Does really High variance == overfitting?

peguerosdc · 4 June 2021 19:10

I was checking the wikipedia entry referenced at the end of the slides that says:

“It is an often made fallacy to assume that complex models must have high variance; High variance models are ‘complex’ in some sense, but the reverse needs not be true”

Which seems to contradict the statement I am putting in the title that I am actually taking from the slides (in the “Take home message”):

High variance == overfitting

I am assuming (based only on the previous lectures) that overfitting==high complexity in the model (i.e. a high order polynomial).

Is my assumption wrong (I am no data science expert, so that’s likely) or am I missing something else in here?

aniketjadhav · 5 June 2021 07:11

I’m thinking that you have put in too much thought in the word ‘complex’ given this context.

Overfitting would simply mean that the model not good at generalizing the data. Complexity(order of poly) could be one of the reasons for the overfitting.
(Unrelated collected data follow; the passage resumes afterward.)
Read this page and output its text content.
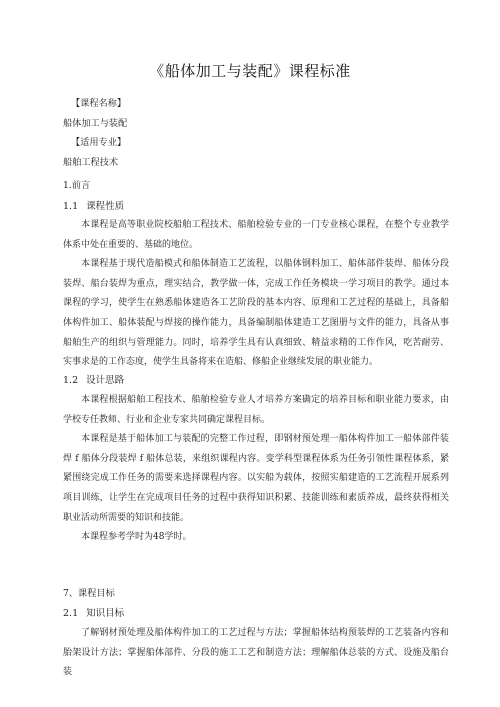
《船体加工与装配》课程标准
【课程名称】
船体加工与装配
【适用专业】
船舶工程技术
1.前言
1.1 课程性质

本课程是高等职业院校船舶工程技术、船舶检验专业的一门专业核心课程，在整个专业教学体系中处在重要的、基础的地位。

本课程基于现代造船模式和船体制造工艺流程，以船体钢料加工、船体部件装焊、船体分段装焊、船台装焊为重点，理实结合，教学做一体，完成工作任务模块一学习项目的教学。通过本课程的学习，使学生在熟悉船体建造各工艺阶段的基本内容、原理和工艺过程的基础上，具备船体构件加工、船体装配与焊接的操作能力，具备编制船体建造工艺图册与文件的能力，具备从事船舶生产的组织与管理能力。同时，培养学生具有认真细致、精益求精的工作作风，吃苦耐劳、实事求是的工作态度，使学生具备将来在造船、修船企业继续发展的职业能力。

1.2 设计思路

本课程根据船舶工程技术、船舶检验专业人才培养方案确定的培养目标和职业能力要求，由学校专任教师、行业和企业专家共同确定课程目标。

本课程是基于船体加工与装配的完整工作过程，即钢材预处理一船体构件加工一船体部件装焊 f 船体分段装焊 f 船体总装，来组织课程内容。变学科型课程体系为任务引领性课程体系，紧紧围绕完成工作任务的需要来选择课程内容。以实船为载体，按照实船建造的工艺流程开展系列项目训练，让学生在完成项目任务的过程中获得知识积累、技能训练和素质养成，最终获得相关职业活动所需要的知识和技能。

本课程参考学时为48学时。

7、课程目标
2.1 知识目标

了解钢材预处理及船体构件加工的工艺过程与方法；掌握船体结构预装焊的工艺装备内容和胎架设计方法；掌握船体部件、分段的施工工艺和制造方法；理解船体总装的方式、设施及船台装
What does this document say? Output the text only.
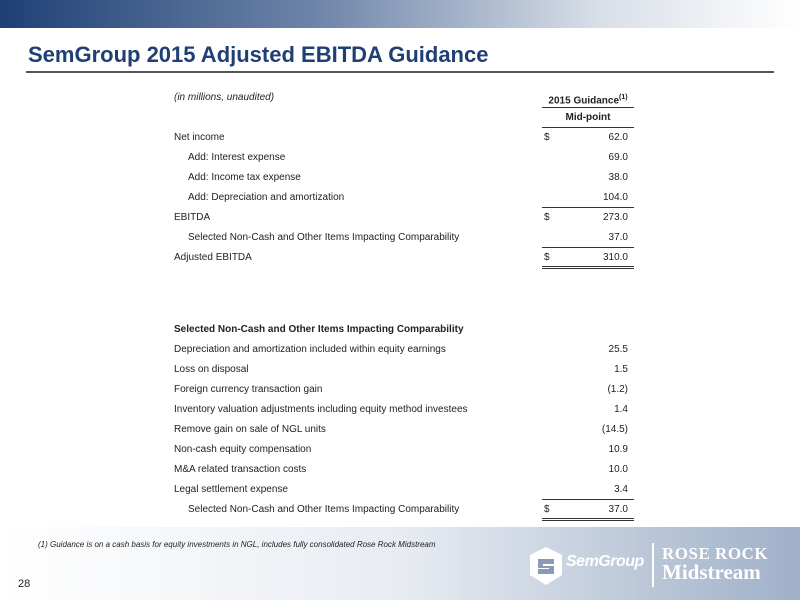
SemGroup 2015 Adjusted EBITDA Guidance
(in millions, unaudited)	2015 Guidance$^{(1)}$
Mid-point
Net income	$	62.0
Add: Interest expense	69.0
Add: Income tax expense	38.0
Add: Depreciation and amortization	104.0
EBITDA	$	273.0
Selected Non-Cash and Other Items Impacting Comparability	37.0
Adjusted EBITDA	$	310.0
Selected Non-Cash and Other Items Impacting Comparability
Depreciation and amortization included within equity earnings	25.5
Loss on disposal	1.5
Foreign currency transaction gain	(1.2)
Inventory valuation adjustments including equity method investees	1.4
Remove gain on sale of NGL units	(14.5)
Non-cash equity compensation	10.9
M&A related transaction costs	10.0
Legal settlement expense	3.4
Selected Non-Cash and Other Items Impacting Comparability	$	37.0
(1) Guidance is on a cash basis for equity investments in NGL, includes fully consolidated Rose Rock Midstream
28
SemGroup ROSE ROCK
Midstream
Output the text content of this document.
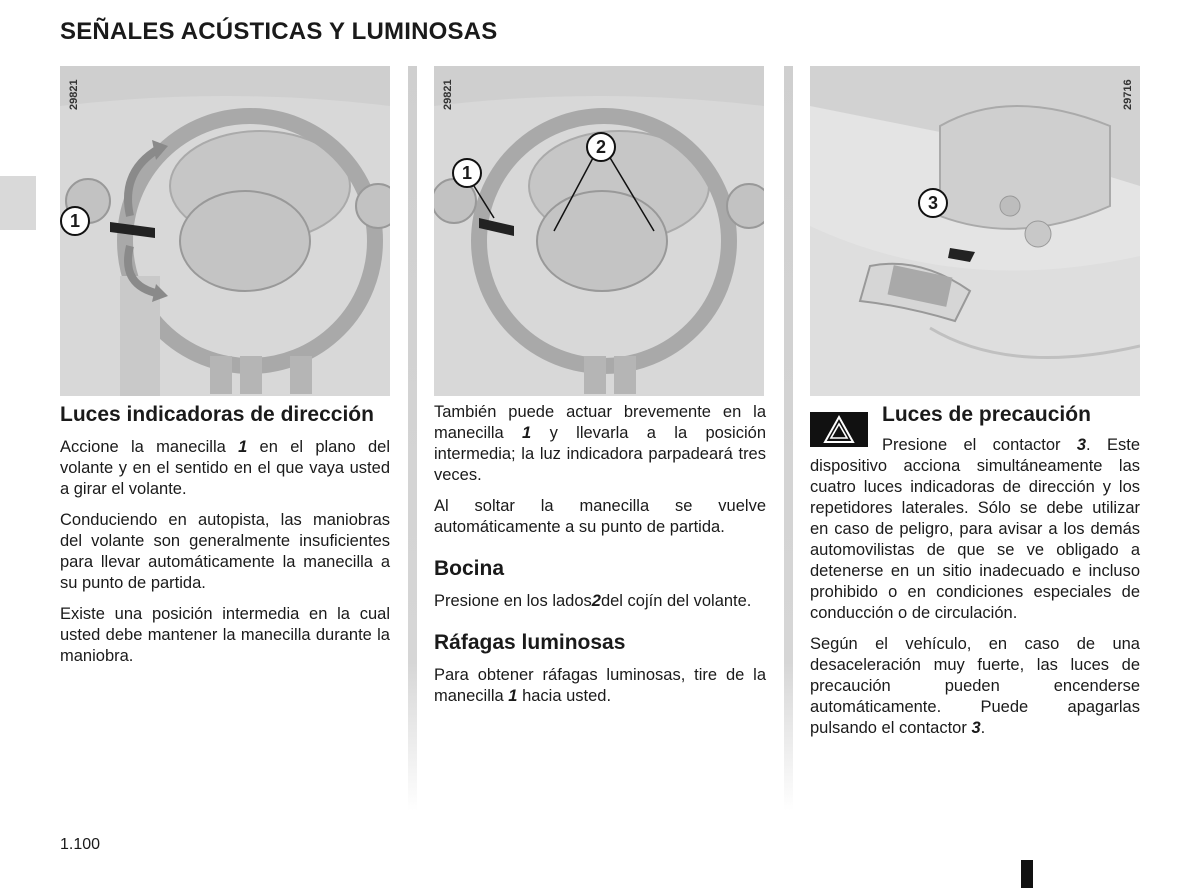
SEÑALES ACÚSTICAS Y LUMINOSAS
29821
1
29821
1
2
29716
3
Luces indicadoras de dirección

Accione la manecilla 1 en el plano del volante y en el sentido en el que vaya usted a girar el volante.

Conduciendo en autopista, las maniobras del volante son generalmente insuficientes para llevar automáticamente la manecilla a su punto de partida.

Existe una posición intermedia en la cual usted debe mantener la manecilla durante la maniobra.

También puede actuar brevemente en la manecilla 1 y llevarla a la posición intermedia; la luz indicadora parpadeará tres veces.

Al soltar la manecilla se vuelve automáticamente a su punto de partida.

Bocina

Presione en los lados2del cojín del volante.

Ráfagas luminosas

Para obtener ráfagas luminosas, tire de la manecilla 1 hacia usted.

Luces de precaución

Presione el contactor 3. Este dispositivo acciona simultáneamente las cuatro luces indicadoras de dirección y los repetidores laterales. Sólo se debe utilizar en caso de peligro, para avisar a los demás automovilistas de que se ve obligado a detenerse en un sitio inadecuado e incluso prohibido o en condiciones especiales de conducción o de circulación.

Según el vehículo, en caso de una desaceleración muy fuerte, las luces de precaución pueden encenderse automáticamente. Puede apagarlas pulsando el contactor 3.

1.100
Again, I’m not scientist here.

lesteve · 7 June 2021 16:41

The wikipedia page sentence is here. If you look at the references (for example Bias–variance tradeoff - Wikipedia), it seems like this sentence has an implicit deep learning context, basically that deep learning models have plenty of parameters and yet still generalise well.

Pragmatic answer:

overfitting == high variance == too complex is a good enough approximation of the truth
this is an introductory course into machine learning, so covering these aspects is much too advanced for this course

Full disclosure: not a deep-learning expert myself, so I don’t really know the details behind this sentence …